I’m also worried about privacy and security problems that could arise from an ecosystem of data movement that develops without collaboration and considerations of trust. In other portability contexts, great care is taken in scoping the data made available and in user understanding of the transfer and its safety. Without substantial investment in and coordination of portability, more problems – avoidable problems – will occur.

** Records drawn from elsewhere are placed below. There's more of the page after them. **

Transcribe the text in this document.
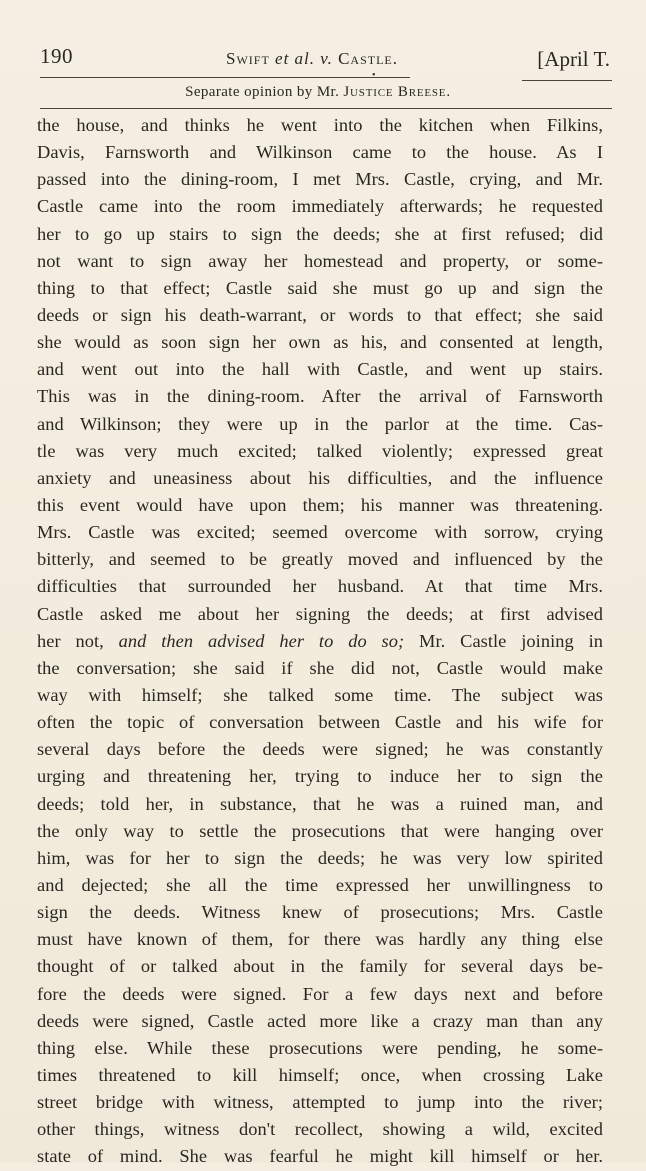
190	Swift et al. v. Castle.	[April T.
•
Separate opinion by Mr. Justice Breese.
the house, and thinks he went into the kitchen when Filkins,
Davis, Farnsworth and Wilkinson came to the house. As I
passed into the dining-room, I met Mrs. Castle, crying, and Mr.
Castle came into the room immediately afterwards; he requested
her to go up stairs to sign the deeds; she at first refused; did
not want to sign away her homestead and property, or some-
thing to that effect; Castle said she must go up and sign the
deeds or sign his death-warrant, or words to that effect; she said
she would as soon sign her own as his, and consented at length,
and went out into the hall with Castle, and went up stairs.
This was in the dining-room. After the arrival of Farnsworth
and Wilkinson; they were up in the parlor at the time. Cas-
tle was very much excited; talked violently; expressed great
anxiety and uneasiness about his difficulties, and the influence
this event would have upon them; his manner was threatening.
Mrs. Castle was excited; seemed overcome with sorrow, crying
bitterly, and seemed to be greatly moved and influenced by the
difficulties that surrounded her husband. At that time Mrs.
Castle asked me about her signing the deeds; at first advised
her not, and then advised her to do so; Mr. Castle joining in
the conversation; she said if she did not, Castle would make
way with himself; she talked some time. The subject was
often the topic of conversation between Castle and his wife for
several days before the deeds were signed; he was constantly
urging and threatening her, trying to induce her to sign the
deeds; told her, in substance, that he was a ruined man, and
the only way to settle the prosecutions that were hanging over
him, was for her to sign the deeds; he was very low spirited
and dejected; she all the time expressed her unwillingness to
sign the deeds. Witness knew of prosecutions; Mrs. Castle
must have known of them, for there was hardly any thing else
thought of or talked about in the family for several days be-
fore the deeds were signed. For a few days next and before
deeds were signed, Castle acted more like a crazy man than any
thing else. While these prosecutions were pending, he some-
times threatened to kill himself; once, when crossing Lake
street bridge with witness, attempted to jump into the river;
other things, witness don't recollect, showing a wild, excited
state of mind. She was fearful he might kill himself or her.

I’m not the only one thinking about the risks of consolidation and security in data flows. Regulation is on the horizon. In the EU’s recent DMA review process, Open Markets Institute and other commentators explicitly called on the European Commission to designate virtual assistants and chatbots. Megan Kirkwood at Tech Policy Press wrote an overview of the issue.
In the United States, at the state level at least, there is ample regulatory appetite. In 2025 alone, more than 1100 AI-related bills were introduced in U.S. states. The Digital Choice Act in Utah, although it is not without controversy and challenge in implementation, includes substantial data portability obligations for social media services; and similar laws have been proposed in several other states. It’s not hard to imagine these two forces coming together.
DTI doesn’t take a position on regulatory matters, and we recognize that these are complex issues and regulation inherently involves tradeoffs. But we also recognize that regulation in some form is inevitable, regardless of one’s views on the merits.
Now is the time to get a head start on building portability infrastructure in AI the right way – together. We can, and should, collaborate on shared tools and methodologies to export and import personal data in AI, including both conversation histories as well as higher-level memories and contexts. It won’t take radical new engineering. Just the space and collective will to coordinate. And we at DTI exist to facilitate precisely this.
We invite you to join us on this journey.